Odin enjoyed his birthday, we spent the day at the beach and he got a bath when we got home. 


Odin @ 8 weeks









Loungin at the beach after a swim. (Cell phone pic)







[/img] 

He decided to pose for some pictures after his bath











Happy birthday baby!! You almost look grown up now.


----------



## Cassidy's Mom (Mar 30, 2003)

Wow, gorgeous!


----------



## 3K9Mom (Jun 12, 2006)

Oh, Happy Birthday Odin!









What a fine looking guy you are!


----------



## Fodder (Oct 21, 2007)

OH MAN he's pretty!








Odin!!!


----------



## thor wgsd (Jun 18, 2008)

Happy birthday Odin!

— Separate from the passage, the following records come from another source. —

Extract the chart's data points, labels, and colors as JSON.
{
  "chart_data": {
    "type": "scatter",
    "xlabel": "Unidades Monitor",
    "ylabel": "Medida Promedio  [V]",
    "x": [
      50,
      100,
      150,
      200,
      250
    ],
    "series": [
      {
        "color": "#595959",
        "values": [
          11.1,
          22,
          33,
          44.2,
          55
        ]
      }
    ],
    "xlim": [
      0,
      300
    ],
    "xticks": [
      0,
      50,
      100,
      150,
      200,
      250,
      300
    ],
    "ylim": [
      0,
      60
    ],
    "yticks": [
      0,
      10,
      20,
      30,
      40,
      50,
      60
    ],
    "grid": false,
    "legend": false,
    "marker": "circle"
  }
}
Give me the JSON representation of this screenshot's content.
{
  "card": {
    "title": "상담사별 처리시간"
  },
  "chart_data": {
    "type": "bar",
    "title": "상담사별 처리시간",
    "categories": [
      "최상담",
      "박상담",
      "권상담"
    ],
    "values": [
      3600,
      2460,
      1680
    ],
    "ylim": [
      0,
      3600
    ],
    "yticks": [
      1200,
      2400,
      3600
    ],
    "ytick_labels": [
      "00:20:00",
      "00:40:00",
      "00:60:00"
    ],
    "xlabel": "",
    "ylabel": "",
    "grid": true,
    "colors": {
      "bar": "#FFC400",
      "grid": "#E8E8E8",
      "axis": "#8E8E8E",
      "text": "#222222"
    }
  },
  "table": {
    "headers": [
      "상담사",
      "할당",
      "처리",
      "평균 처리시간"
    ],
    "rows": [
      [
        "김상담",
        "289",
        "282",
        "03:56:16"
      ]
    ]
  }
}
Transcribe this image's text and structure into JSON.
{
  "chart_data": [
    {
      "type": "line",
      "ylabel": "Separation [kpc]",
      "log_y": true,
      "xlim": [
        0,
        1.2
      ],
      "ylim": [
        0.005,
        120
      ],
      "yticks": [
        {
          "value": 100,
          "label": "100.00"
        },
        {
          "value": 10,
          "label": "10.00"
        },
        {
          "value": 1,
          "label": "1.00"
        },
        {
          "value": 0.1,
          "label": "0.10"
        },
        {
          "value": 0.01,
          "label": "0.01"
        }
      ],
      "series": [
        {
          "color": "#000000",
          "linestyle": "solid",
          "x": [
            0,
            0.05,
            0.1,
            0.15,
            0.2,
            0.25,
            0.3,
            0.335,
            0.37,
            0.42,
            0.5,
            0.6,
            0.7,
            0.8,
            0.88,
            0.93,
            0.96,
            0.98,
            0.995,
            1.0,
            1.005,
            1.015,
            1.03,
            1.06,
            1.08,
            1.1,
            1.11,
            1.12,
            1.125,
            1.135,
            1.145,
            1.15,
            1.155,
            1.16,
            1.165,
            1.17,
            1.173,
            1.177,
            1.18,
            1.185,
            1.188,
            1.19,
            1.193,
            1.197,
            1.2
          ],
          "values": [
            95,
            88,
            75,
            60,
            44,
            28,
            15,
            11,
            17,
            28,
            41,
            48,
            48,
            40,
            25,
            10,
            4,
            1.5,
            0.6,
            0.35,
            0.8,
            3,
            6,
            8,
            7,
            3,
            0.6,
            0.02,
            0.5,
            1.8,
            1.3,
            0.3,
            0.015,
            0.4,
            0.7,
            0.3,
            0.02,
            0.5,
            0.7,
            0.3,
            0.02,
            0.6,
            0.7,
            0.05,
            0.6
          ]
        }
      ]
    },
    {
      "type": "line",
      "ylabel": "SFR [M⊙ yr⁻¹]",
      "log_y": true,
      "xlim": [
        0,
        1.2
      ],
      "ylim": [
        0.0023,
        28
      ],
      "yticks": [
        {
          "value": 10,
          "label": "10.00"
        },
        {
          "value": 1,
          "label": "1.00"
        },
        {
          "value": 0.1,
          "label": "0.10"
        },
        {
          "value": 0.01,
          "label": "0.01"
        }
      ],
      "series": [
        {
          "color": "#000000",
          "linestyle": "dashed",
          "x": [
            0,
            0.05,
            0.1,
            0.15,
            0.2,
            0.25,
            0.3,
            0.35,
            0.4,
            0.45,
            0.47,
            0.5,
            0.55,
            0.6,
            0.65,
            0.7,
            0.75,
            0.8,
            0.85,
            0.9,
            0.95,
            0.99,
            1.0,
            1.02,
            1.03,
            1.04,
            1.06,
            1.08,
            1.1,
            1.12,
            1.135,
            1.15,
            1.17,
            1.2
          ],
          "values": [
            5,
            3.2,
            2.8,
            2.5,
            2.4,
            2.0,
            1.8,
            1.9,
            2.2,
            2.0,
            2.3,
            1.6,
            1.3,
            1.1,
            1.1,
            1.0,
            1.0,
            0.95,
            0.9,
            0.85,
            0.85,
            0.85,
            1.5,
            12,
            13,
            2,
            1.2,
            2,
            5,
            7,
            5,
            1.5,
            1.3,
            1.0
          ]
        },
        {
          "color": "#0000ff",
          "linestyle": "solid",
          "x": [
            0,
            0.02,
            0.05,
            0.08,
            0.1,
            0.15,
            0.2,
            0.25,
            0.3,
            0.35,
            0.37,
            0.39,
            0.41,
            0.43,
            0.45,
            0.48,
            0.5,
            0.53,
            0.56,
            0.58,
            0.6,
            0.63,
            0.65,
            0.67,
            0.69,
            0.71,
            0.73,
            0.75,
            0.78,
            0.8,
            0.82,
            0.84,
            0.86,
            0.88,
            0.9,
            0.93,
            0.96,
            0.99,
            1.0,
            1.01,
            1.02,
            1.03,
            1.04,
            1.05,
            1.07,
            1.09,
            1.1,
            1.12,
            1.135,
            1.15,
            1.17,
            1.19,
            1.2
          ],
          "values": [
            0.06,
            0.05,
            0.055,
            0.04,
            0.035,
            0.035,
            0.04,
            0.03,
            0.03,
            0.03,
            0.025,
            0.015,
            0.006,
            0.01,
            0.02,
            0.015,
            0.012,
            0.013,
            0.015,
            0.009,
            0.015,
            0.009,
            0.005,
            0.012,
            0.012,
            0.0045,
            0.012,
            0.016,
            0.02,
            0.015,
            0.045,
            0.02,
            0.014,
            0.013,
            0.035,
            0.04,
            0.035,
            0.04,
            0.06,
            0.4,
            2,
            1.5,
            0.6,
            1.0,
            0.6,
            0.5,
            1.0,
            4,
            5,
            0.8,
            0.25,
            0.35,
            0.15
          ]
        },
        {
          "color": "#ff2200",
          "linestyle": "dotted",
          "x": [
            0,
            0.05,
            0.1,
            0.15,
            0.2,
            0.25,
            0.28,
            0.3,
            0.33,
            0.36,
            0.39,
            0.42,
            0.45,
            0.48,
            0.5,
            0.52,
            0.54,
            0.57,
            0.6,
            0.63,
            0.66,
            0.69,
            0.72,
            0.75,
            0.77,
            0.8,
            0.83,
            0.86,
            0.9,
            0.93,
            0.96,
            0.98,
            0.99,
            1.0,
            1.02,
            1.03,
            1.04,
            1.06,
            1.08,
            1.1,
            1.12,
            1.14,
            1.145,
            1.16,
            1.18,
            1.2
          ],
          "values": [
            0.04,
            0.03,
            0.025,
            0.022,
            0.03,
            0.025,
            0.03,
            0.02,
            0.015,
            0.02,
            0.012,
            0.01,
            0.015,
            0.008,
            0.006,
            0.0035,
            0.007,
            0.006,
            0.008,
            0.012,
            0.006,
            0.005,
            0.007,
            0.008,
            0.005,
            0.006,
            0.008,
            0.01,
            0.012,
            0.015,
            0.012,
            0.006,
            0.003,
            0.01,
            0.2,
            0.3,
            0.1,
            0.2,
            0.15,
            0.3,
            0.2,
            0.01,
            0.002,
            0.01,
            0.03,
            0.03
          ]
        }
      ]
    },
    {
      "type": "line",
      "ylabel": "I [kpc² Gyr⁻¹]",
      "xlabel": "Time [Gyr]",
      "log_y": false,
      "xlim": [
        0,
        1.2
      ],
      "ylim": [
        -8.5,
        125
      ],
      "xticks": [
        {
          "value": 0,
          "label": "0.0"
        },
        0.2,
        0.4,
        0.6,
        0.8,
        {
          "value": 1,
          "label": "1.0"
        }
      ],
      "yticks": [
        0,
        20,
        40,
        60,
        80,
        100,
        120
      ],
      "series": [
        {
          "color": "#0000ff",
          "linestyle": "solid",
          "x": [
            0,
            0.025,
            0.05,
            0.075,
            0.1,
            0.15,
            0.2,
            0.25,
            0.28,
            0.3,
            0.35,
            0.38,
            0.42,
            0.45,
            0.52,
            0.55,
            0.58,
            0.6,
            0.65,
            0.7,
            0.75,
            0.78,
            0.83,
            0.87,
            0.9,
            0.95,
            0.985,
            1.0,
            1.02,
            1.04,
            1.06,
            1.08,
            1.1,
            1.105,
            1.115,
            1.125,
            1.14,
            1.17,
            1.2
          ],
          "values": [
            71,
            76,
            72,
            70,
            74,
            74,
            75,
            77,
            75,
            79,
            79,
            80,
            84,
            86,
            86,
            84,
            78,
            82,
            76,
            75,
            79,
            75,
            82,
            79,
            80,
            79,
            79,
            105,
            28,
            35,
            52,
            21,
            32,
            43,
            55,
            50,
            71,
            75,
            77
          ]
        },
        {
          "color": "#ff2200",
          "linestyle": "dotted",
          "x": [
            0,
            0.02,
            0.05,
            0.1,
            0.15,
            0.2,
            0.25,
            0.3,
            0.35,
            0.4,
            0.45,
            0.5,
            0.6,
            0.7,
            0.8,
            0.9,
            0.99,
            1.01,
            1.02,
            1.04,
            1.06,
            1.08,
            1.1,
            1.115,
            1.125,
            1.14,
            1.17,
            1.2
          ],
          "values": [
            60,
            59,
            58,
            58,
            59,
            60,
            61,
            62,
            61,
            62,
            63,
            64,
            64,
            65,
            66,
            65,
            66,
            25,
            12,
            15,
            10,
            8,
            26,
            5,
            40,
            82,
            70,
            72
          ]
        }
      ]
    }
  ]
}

He looks great!


----------



## rjvamp (Aug 23, 2008)

Happy Birthday Odin!!!!!


----------



## aaron.whitney (Oct 7, 2007)

Thanks everyone, Odin sends big dog kisses to you.


----------



## CherryCola (Apr 24, 2006)

Happy Birthday Odin!!!!! You are gorgeous!


----------



## Sean Rescue Mom (Jan 24, 2004)

Happy Birthday Odin and many, many more!


----------



## kelso (Jan 22, 2007)

Odin!!


----------



## BowWowMeow (May 7, 2007)

Happy Birthday Odin!


----------



## Guest (Aug 27, 2008)

My Odin wanted to be sure to wish your Odin a happy birthday!









Nice build on your boy, btw. Well worthy of the name.


----------



## Kayos and Havoc (Oct 17, 2002)

Happy Bday Odin!!! He is a stunning boy and looks like my Havoc!!


----------



## geebee78 (Jan 31, 2007)

What a beautiful boy....Happy Birthday Buddy!


----------